Use pygments lexer with antl python target
문제
Terence Parr himself says about antlr3: " Unfortunately, it still seems more difficult to build tokenizer with ANTLR than with a traditional lex-like approach". Where as pygments has lexers for almost any language you can think of: http://pygments.org/languages/
Has anyone tried using a pygments lexer with the antlr python target ?
antlr2 had an example of using flex with the cpp target, unfortunately there are no such examples for antlr3.
Can I just hand write a grammarname.tokens file that the antlr parser can import ?
When I use a antlr lexer, there are a bunch of anonymous tokens, can i just remove them ?
Alternatively maybe pygments can be modified to accept the antlr .tokens file for its tokens. The pygments token stream just needs to implement the antlr token stream interface.
해결책 2
this other q/a was very helpful: ANTLR Parser with manual lexer also read through the stax and jflex snippets: http://www.antlr.org/wiki/display/ANTLR3/Interfacing+StAX+to+ANTLR http://www.antlr.org/pipermail/antlr-interest/2007-October/023957.html
the tokens file is a non issue if you import the token types from the generated parser file. Unfortunately i first tried parsing the .tokens file and forgot to convert the token types to integers which caused a long bugchase...
but, I finally figured it out: I figured it out: http://github.com/tinku99/antlr-pygments
다른 팁
Naveen wrote:
Has anyone tried using a pygments lexer with the antlr python target ?
I doubt it. At least, I have never seen anyone mention this either here on SO, or on the ANTLR mailing-lists (which I monitor for quite some time now).
Naveen wrote:
Can I just hand write a grammarname.tokens file that the antlr parser can import ?
No. The parser expects an instance of a Lexer
object, which is present in the (Python) runtime. A .tokens
file is not supposed to be edited by hand.
Naveen wrote:
When I use a antlr lexer, there are a bunch of anonymous tokens, can i just remove them ?

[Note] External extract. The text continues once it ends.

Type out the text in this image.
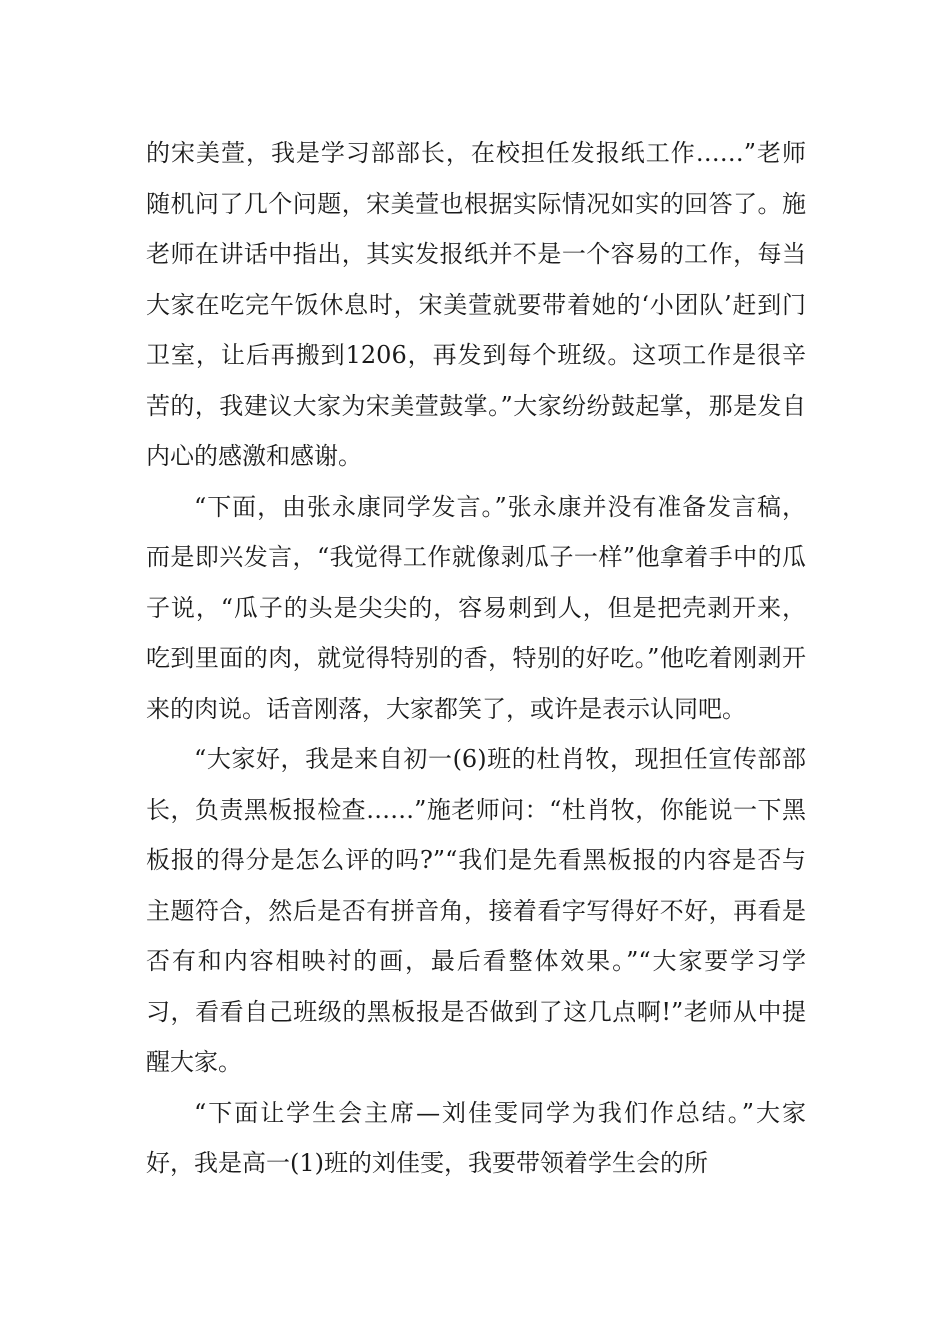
的宋美萱，我是学习部部长，在校担任发报纸工作……”老师随机问了几个问题，宋美萱也根据实际情况如实的回答了。施老师在讲话中指出，其实发报纸并不是一个容易的工作，每当大家在吃完午饭休息时，宋美萱就要带着她的‘小团队’赶到门卫室，让后再搬到1206，再发到每个班级。这项工作是很辛苦的，我建议大家为宋美萱鼓掌。”大家纷纷鼓起掌，那是发自内心的感激和感谢。

“下面，由张永康同学发言。”张永康并没有准备发言稿，而是即兴发言，“我觉得工作就像剥瓜子一样”他拿着手中的瓜子说，“瓜子的头是尖尖的，容易刺到人，但是把壳剥开来，吃到里面的肉，就觉得特别的香，特别的好吃。”他吃着刚剥开来的肉说。话音刚落，大家都笑了，或许是表示认同吧。

“大家好，我是来自初一(6)班的杜肖牧，现担任宣传部部长，负责黑板报检查……”施老师问：“杜肖牧，你能说一下黑板报的得分是怎么评的吗?”“我们是先看黑板报的内容是否与主题符合，然后是否有拼音角，接着看字写得好不好，再看是否有和内容相映衬的画，最后看整体效果。”“大家要学习学习，看看自己班级的黑板报是否做到了这几点啊!”老师从中提醒大家。

“下面让学生会主席—刘佳雯同学为我们作总结。”大家好，我是高一(1)班的刘佳雯，我要带领着学生会的所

Not quite sure what you mean, but removing any of the generated code seems a bad idea to me. If you're referring to the .tokens
file, as I mentioned before: it is not supposed to be edited by hand.
I really wouldn't bother trying to "glue" some external lexer-grammar, or complete lexer, into ANTLR. I am pretty sure this will cause you more time to implement than it is to just write the ANTLR lexer grammar yourself. After all: defining the lexer rules is the easiest part of a language in most cases.